For the detection of proteins and peptides - biuret reaction (from blue to purple)
4) PROTEIN FUNCTIONS:
Structural proteins (collagen, keratin),
Enzymatic (pepsin, amylase),
Transport (transferrin, albumin, hemoglobin),
Food (egg proteins, cereals),
Contractile and motor (actin, myosin, tubulin),
Protective (immunoglobulins, thrombin, fibrinogen),
Regulatory (somatotropic hormone, adrenocorticotropic hormone, insulin).
LEVELS OF PROTEIN STRUCTURE ORGANIZATION
Protein - a sequence of amino acids linked to each other peptide bonds.
Peptide - amino. no more than 10
Polypeptide - from 10 to
Protein - more than 40 amino acids.
PRIMARY STRUCTURE -linear protein molecule, image. when combined with amino acids. into the chain.
protein polymorphism- can be inherited and remain in the population
The sequence and ratio of amino acids in the primary structure determines the formation of secondary, tertiary and quaternary structures.

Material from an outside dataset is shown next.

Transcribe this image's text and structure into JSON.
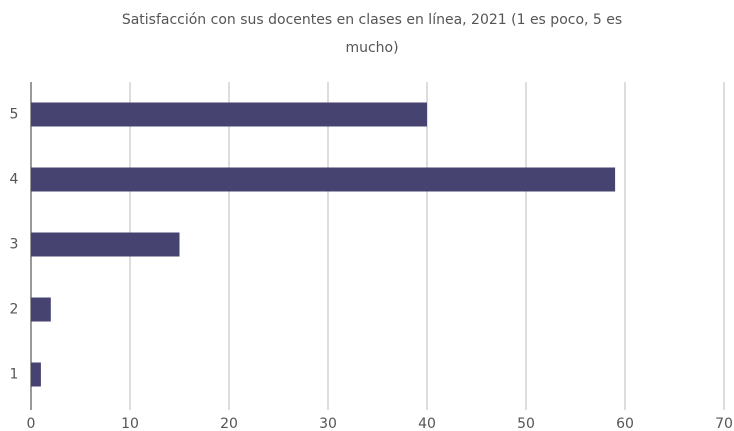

SECONDARY STRUCTURE- interaction pept. groups with arr. hydrogen. connections. There are 2 types of structures - laying in the form of a rope and a pot.
Two variants of the secondary structure: α-helix (α-structure or parallel) and β-pleated layer (β-structure or anti-parallel).
In one protein, as a rule, both structures are present, but in different proportions.
In globular proteins, the α-helix predominates, in fibrillar proteins, the β-structure.
The secondary structure is formed only with the participation of hydrogen bonds between peptide groups: the oxygen atom of one group reacts with the hydrogen atom of the second, while the oxygen of the second peptide group binds to the hydrogen of the third, etc.